INNOVATION TALK:I WAS STROLLING through the largest shopping mall in the United States a day or two after the new iPhone 5 went on release on September 21st. The King of Prussia Mall to the west of Philadelphia is more like a medium-sized town given the 259,500sq m of shops and eateries available there and as a consequence this two-storey, sunlit monument to commerce seldom seems busy.
Things were different, however, at the mall’s Apple store where people spent hours queuing for an opportunity to buy the new phone. Barricades had been set up to channel the customers and maintain some level of calm, but the shop still filled to the gunwales and people jostled and shuffled as they awaited a chance to buy.
The queues persisted for several days, so clearly there was some level of determination to be amongst the first few million to take the phone home. One can also assume that they knew exactly what they were waiting for, what the technology would deliver and why they were determined to have it.
What a contrast then a week later and 70km further west from King of Prussia to walk through a time warp that jumped from the 21st century back to the 18th. The strange thing about this particular time warp was it allowed for a parallel universe, one where people sped down route 30 in air-conditioned cars while passing out families clip-clopping along in distinctive black horse-drawn carriages. This is the dichotomy that is the Amish country of Lancaster County Pennsylvania. Large numbers of German settlers arrived in the area in the mid-1700s to settle the rich, rolling farmland, but also because the state’s founder, William Penn, had promised religious tolerance.
The descendents of these settlers have stuck to their traditions, wearing plain clothing mostly black or blue, conducting long Sunday religious services in High German and perhaps, most importantly, they shun all modern technology. The Amish do not connect to the electricity grid and their farms are readily identified by the lack of power cables. They don’t drive cars, sticking to their buggies instead, and only horsepower and manpower is used to plant, cultivate and harvest their money crops including corn, tobacco and potatoes along with other produce.
Tourism also delivers a mixed blessing benefit, with visitors buying up Amish hand-sewn quilts and oak furniture as they drive along scenic route 340 through towns with quaint names such as Intercourse, Bird-in-Hand and Paradise. The downside of course includes the copycat tat found everywhere in the “Dutch” country and the increased risk of collisions with the buggies as they try to negotiate their own neighbourhoods.
The Amish who live in settlements in Pennsylvania, Ohio, Indiana and Iowa do not, however, represent the generality of Americans who readily embrace technology of all sorts. No one questions the benefits of modern transport, advanced medical treatments or electronic technology. In part this comes from a widespread public understanding of science, or at least a readiness to accept the benefits arising from access to technological advances.
In this regard, Americans tend to be more willing to accept new technologies that the “experts” say are safe than the Irish or Europeans. Acceptance of genetically modified foods is an example with the US having no difficulty in applying the technology compared to Europe. Fracking, the extraction of natural gas by hydraulic fracturing, is another example.
A deeper public understanding of science and technology should never, however, lead to unquestioning acceptance.
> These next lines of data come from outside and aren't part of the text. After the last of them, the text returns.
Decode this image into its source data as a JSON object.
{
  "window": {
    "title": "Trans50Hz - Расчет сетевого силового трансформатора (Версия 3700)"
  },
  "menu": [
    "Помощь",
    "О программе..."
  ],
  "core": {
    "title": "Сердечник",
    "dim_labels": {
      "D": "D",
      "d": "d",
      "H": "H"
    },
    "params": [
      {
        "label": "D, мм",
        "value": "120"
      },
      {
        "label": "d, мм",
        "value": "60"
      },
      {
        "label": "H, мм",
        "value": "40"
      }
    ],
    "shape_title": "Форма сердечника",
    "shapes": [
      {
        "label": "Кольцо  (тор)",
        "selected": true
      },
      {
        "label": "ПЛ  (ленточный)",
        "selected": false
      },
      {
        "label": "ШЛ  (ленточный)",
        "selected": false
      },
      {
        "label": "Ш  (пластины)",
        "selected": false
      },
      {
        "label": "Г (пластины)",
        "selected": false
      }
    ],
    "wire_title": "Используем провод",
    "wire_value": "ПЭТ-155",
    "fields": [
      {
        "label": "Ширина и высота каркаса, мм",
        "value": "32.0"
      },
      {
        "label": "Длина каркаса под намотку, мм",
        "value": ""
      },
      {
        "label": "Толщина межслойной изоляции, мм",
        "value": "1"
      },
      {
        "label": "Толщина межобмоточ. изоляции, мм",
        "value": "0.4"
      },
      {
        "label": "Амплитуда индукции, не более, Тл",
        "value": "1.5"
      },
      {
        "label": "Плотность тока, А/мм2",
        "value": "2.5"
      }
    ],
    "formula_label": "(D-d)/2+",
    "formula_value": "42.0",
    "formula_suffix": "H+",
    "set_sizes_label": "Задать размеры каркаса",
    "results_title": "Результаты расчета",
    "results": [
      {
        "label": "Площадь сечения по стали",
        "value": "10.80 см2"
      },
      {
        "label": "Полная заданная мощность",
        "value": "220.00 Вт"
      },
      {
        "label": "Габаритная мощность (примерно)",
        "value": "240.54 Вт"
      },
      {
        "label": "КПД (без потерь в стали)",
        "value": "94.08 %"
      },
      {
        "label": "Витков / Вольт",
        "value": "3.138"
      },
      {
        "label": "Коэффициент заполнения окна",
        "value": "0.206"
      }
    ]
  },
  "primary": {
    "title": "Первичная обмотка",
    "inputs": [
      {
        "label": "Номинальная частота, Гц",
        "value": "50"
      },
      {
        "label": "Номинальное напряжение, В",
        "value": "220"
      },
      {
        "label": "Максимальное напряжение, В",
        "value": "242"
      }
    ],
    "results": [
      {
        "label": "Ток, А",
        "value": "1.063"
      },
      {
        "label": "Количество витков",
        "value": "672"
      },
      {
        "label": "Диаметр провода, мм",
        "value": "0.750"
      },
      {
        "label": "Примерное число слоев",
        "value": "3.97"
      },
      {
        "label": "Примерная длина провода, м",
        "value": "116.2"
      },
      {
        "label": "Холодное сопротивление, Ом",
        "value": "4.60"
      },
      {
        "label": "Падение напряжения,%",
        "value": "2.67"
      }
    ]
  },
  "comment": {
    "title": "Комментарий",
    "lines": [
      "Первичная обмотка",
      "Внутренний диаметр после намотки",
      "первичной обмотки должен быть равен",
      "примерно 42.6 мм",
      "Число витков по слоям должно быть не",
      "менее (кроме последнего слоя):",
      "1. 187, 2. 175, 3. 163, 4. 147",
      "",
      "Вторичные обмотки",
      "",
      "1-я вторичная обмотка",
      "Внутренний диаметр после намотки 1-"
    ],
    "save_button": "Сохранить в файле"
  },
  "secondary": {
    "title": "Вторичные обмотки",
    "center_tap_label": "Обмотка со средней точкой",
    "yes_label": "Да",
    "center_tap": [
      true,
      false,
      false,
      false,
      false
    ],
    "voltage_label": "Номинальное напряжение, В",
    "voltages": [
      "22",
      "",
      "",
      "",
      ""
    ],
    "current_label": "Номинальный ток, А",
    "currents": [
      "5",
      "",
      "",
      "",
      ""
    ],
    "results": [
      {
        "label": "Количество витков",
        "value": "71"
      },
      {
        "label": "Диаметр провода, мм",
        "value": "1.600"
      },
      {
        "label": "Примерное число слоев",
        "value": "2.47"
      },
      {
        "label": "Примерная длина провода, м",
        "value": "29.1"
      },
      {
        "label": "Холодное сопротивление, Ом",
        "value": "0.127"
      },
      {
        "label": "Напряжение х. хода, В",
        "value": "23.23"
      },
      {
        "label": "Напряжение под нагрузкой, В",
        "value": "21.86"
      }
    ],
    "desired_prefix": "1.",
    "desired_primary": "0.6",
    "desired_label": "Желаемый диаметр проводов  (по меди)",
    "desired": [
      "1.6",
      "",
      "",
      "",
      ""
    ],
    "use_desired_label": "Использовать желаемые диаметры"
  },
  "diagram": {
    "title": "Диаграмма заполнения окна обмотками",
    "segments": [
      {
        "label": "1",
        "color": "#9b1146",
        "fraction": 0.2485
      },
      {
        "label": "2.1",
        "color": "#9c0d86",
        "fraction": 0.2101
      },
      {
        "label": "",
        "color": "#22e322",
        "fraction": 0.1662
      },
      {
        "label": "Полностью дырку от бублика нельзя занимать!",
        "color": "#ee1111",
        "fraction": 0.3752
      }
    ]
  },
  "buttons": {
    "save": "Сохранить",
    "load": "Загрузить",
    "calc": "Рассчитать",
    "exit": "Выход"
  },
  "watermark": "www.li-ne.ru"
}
When confronted with new technologies, people should always scrutinise claims and come to some decision on whether to accept or reject a given technology, for example one being promoted by vested interests. It is wrong to reject an idea based on presumptions, but also wrong to accept one without some level of scrutiny.
It is important for the public to be engaged with developments in science and to try and understand the implications. One area where this doesn’t seem to happen relates to the strength of creationism in the US and deep misgivings about the validity of evolution. A Gallup poll earlier this year indicated that almost half of those polled accepted creationism while only 15 per cent supported evolution as an explanation for life on earth.
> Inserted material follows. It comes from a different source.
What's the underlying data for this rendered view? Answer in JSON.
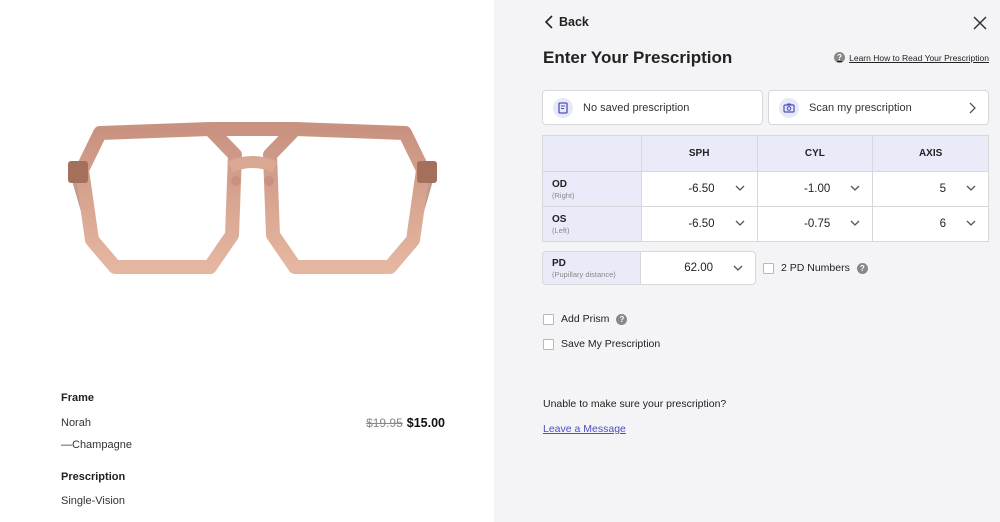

Before signing off, I have to get my retaliation in first before complaints start to arrive. Some will say the Mall of America in Bloomington, Minnesota, is the largest shopping mall in the US with its 258,200sq m of retail space available under one roof, while King of Prussia is spread out under two buildings. Bloomington’s also offers a built-in amusement park including a roller coaster that flashes past unsuspecting customers as they meander through this palace to commercial enterprise. I am taking the purist’s route, however, and going only on retail space.